Kais Saied est d’ailleurs allé trop loin dans son appréciation quand il affirme que la migration de Subsahariens dans son pays «relevait d’une »entreprise criminelle ourdie à l’orée de ce siècle pour changer la composition démographique de la Tunisie», afin qu’elle soit considérée comme un pays «africain seulement» et estomper son caractère «arabo-musulman»». Croitil, dans ce monde ouvert, être capable de mettre l’arabité à l’abri du métissage, de ce mélange biologique que rien, ne peut aujourd’hui contrarier parce que les hommes, pour décider d’être ensemble, de générer une espèce, ne se rencontrent pas qu’en Tunisie ? Que pourra-t-il faire de ces nombreux tunisiens et tunisiennes qui vivent ailleurs, loin de leur patrie, rencontrant d’autres peuples ?

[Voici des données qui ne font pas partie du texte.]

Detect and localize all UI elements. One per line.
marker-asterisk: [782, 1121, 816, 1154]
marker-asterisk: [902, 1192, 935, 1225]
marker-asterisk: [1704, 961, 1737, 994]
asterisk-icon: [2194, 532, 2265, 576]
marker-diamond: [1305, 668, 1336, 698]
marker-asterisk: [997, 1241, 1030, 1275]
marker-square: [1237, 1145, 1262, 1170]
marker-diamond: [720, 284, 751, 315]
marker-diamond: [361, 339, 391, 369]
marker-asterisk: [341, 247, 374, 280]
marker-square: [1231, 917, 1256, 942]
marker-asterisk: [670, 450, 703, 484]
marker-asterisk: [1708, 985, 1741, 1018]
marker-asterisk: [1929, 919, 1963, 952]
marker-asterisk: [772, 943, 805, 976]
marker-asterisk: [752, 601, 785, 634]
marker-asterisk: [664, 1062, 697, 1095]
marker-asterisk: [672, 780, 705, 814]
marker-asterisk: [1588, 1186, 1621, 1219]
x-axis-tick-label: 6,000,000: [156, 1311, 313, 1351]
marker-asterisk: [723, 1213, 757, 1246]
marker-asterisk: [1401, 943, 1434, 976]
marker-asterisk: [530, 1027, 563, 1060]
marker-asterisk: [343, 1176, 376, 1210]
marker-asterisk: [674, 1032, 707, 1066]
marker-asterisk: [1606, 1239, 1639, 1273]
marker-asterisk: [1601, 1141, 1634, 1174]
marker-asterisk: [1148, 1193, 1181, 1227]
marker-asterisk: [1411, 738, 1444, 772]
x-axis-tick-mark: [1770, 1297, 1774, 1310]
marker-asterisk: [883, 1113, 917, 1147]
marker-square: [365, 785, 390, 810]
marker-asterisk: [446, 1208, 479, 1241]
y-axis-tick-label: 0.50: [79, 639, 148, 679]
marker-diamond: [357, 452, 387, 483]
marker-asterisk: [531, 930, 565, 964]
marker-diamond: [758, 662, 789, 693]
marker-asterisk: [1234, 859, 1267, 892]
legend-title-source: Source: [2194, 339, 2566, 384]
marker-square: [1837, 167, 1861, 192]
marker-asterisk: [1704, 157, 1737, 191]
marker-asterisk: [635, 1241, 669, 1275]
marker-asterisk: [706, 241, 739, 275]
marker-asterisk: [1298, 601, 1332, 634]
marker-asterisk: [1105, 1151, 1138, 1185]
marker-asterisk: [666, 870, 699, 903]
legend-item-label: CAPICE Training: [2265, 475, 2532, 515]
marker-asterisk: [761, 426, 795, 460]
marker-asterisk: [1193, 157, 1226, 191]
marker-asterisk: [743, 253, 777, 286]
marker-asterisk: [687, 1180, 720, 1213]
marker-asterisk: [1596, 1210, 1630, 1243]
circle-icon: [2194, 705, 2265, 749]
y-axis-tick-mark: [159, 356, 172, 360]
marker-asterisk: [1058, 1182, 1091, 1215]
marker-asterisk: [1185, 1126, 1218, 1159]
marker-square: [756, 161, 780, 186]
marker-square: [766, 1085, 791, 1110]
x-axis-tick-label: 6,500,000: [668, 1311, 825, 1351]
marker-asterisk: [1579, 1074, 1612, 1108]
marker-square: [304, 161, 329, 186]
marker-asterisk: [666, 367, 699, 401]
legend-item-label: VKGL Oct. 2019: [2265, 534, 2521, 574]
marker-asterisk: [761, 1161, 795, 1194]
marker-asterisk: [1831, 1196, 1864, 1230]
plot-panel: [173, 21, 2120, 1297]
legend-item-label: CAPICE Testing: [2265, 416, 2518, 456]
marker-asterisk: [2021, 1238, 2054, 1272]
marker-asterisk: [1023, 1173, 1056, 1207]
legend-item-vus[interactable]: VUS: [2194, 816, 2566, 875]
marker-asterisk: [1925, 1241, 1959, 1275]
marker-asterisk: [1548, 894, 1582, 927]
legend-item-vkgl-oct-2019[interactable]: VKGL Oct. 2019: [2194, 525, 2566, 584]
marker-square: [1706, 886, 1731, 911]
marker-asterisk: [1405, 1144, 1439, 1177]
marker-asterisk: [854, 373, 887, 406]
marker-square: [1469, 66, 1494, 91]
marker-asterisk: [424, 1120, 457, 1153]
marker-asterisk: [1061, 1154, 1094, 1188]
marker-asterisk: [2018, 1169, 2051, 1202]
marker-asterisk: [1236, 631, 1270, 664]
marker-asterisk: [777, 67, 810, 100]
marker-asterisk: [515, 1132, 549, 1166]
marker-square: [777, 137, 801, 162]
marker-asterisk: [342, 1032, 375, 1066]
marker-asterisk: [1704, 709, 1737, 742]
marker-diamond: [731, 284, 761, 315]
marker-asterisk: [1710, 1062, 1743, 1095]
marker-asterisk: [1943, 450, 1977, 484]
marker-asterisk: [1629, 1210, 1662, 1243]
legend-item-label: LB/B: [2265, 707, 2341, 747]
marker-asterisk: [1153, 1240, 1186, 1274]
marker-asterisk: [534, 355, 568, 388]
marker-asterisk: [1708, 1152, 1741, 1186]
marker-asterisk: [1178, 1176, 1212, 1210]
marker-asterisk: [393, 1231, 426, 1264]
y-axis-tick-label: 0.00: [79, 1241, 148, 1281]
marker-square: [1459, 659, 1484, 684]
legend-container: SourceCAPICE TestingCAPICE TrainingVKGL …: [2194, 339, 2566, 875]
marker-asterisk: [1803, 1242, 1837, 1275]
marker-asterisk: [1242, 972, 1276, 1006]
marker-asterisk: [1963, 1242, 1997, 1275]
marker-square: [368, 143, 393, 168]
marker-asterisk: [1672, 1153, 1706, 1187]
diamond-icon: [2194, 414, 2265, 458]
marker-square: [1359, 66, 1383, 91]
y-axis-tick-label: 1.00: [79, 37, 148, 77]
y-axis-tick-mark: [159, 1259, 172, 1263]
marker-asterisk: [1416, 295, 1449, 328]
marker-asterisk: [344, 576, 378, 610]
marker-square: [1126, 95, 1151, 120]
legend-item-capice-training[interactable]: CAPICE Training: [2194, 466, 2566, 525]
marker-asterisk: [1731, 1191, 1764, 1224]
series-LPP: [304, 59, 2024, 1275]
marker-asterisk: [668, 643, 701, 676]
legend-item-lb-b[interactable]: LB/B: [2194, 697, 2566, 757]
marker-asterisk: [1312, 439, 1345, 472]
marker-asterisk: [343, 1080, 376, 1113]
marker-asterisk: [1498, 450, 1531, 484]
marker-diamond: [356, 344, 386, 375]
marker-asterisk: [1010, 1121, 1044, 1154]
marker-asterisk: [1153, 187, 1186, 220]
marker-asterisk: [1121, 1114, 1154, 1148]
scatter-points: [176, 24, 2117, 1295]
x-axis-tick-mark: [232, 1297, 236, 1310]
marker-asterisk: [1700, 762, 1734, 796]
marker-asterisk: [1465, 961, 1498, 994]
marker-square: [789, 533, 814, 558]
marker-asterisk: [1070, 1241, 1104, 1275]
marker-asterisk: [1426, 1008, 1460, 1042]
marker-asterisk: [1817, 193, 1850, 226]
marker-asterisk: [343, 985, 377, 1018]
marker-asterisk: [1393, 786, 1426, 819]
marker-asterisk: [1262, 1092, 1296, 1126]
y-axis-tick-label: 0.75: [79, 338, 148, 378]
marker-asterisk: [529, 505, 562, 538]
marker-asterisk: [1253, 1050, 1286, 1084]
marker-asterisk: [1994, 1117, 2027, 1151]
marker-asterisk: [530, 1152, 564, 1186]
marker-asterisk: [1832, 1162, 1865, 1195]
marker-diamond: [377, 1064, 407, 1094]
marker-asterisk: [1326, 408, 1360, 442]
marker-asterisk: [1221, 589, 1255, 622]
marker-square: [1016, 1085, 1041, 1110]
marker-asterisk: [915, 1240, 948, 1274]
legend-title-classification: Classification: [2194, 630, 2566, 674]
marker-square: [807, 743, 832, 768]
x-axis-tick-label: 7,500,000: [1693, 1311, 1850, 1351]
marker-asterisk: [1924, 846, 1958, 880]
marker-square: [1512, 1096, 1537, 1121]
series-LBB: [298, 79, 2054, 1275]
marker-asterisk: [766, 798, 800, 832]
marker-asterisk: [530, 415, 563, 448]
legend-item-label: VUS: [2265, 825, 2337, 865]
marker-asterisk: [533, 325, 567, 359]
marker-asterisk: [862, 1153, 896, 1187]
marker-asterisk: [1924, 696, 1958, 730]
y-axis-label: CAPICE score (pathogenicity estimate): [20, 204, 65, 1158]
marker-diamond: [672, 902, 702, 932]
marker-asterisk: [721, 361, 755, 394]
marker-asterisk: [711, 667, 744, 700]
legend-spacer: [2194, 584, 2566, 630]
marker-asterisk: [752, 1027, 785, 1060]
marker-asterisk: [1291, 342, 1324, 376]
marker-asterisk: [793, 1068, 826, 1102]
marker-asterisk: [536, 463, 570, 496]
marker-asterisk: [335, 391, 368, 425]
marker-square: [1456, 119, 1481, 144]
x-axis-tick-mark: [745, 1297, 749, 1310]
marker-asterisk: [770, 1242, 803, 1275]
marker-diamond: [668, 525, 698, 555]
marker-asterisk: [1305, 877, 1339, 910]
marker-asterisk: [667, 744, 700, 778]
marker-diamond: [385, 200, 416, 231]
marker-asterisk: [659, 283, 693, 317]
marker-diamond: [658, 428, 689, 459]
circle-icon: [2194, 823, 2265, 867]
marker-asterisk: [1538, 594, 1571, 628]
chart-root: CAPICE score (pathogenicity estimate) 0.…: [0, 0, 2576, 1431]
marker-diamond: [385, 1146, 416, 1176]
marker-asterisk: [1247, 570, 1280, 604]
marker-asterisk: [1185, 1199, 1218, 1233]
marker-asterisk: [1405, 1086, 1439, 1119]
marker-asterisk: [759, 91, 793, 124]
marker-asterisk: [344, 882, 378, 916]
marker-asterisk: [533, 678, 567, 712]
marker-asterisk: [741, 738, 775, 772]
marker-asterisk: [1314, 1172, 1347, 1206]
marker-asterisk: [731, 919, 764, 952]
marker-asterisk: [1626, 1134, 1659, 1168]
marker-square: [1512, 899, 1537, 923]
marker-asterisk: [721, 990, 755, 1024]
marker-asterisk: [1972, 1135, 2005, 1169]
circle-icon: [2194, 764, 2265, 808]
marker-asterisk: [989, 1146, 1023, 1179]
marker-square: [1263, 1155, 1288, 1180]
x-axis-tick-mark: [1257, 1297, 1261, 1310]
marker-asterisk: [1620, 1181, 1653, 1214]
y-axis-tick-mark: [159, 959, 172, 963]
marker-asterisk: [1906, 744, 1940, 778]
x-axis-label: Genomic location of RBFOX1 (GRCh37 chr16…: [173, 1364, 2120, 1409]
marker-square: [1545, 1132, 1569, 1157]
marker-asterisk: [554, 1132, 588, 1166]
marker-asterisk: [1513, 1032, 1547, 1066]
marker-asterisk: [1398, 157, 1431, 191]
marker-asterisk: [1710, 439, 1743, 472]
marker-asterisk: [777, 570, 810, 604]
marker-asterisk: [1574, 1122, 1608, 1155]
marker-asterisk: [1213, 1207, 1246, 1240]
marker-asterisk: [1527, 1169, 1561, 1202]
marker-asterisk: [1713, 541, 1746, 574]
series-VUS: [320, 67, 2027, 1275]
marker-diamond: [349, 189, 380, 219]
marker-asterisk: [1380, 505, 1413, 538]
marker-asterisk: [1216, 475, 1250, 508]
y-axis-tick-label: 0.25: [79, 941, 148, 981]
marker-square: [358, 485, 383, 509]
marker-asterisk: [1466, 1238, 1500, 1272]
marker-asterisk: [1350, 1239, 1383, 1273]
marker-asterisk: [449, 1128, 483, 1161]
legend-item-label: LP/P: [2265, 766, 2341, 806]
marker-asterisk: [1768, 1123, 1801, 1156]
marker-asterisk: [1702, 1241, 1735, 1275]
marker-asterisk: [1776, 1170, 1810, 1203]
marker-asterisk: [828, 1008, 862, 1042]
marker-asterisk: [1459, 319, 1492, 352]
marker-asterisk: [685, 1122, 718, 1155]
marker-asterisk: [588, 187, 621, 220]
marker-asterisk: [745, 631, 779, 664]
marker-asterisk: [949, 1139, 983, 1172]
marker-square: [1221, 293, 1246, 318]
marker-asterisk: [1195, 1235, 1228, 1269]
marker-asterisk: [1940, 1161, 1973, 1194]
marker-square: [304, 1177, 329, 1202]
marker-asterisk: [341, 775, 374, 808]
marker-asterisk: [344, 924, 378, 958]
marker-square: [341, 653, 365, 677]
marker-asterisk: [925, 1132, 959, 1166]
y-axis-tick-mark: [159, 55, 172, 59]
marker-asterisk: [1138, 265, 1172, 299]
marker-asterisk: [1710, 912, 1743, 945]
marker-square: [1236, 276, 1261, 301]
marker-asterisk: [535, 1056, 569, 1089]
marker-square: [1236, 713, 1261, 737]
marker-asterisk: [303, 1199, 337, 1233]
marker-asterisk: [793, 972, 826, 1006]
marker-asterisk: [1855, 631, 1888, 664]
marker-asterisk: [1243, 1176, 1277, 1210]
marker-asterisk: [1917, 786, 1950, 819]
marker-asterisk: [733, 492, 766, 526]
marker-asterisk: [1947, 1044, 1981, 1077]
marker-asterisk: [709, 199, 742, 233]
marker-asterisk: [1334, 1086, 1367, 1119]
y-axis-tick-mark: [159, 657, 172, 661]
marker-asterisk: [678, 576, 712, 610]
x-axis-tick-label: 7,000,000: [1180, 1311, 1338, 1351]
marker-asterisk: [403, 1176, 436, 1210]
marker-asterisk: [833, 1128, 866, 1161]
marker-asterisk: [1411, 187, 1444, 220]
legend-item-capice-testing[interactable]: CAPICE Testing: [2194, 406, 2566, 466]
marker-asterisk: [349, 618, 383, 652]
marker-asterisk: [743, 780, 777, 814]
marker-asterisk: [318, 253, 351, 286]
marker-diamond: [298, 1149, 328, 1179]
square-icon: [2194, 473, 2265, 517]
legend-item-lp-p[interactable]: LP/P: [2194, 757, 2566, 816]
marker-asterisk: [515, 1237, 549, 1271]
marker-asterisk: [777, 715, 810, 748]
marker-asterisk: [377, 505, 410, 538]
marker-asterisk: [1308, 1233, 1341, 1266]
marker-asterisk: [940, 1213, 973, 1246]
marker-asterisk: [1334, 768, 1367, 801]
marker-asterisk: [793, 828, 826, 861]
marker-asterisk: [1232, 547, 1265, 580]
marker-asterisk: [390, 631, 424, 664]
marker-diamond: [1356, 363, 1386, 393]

Le site du journal Le Point témoigne de ce dépit d’organisations tunisiennes qui s’opposent à ce regard raciste de la Tunisie, du moins de Saied, témoignant que «Dans un communiqué conjoint, 18 autres ONG et associations, dont la Ligue Tunisienne des droits de l’Homme (LTDH) ont exprimé leur «solidarité pleine et inconditionnelle avec les migrants subsahariens et leurs défenseurs», estimant que le discours du président Saied rappelait «l’époque des camps d’extermination nazis de la Seconde Guerre mondiale»».
Comme on peut le voir, le président tunisien, s’est mis à dos de son peuple, isolé dans une Tunisie africaine, qui sait que, de toute façon, malgré la blancheur de ses habitants, sa Tunisie n’est pas pour autant pure ; elle n’est ni européenne, mais bien africaine. Même blanche.
A l’extérieur, on peut entendre les voix d’organisations ou d’associations sous-régionales ou continentales qui expriment la même incompréhension. Celle la plus vive et la plus audible est venue de l’Union Africaine qui avait obligé le gouvernement tunisien à réagir pour expliquer l’inexplicable. Refusant de verser dans la polémique qu’on voudrait lui imposer, l’UA est restée sur sa position : un tel discours n’est pas acceptable dans l’Afrique d’aujourd’hui. Et l’Afrique découvre ses fragilités… Les confidences des migrants interrogés, forcés à se mettre dans la rue quand on doit les chasser de leurs habitations, et même quand ils ne sont que des étudiants, ont choqué. Les cris de détresse pour tous les gouvernements sérieux, y compris ceux qui sont en guerre et qu’on prétend être en difficulté, n’ont donné d’autres choix que d’intervenir vite pour rapatrier leurs ressortissants bloqués dans le pays de Kais Saied. La Guinée, le Mali, la Côte d’Ivoire, pour ce citer que ces exemples, ont affrété des avions pour ramener dans le pays leurs concitoyens. En Côte d’Ivoire, le gouvernement a mis en place des fonds de soutien pour accueillir ceux qui venaient si brutalement dans le pays.
Au Niger, on attend. Le gouvernement nous imposant ce débat inutile, de ce que les nigériens n’auraient pas ou auraient été affectés, victimes de l’acharnement de certains tunisiens.
En Côte d’Ivoire, cette femme a ces mots qui rassurent : «la Grande est notre joie de retrouver notre patrie».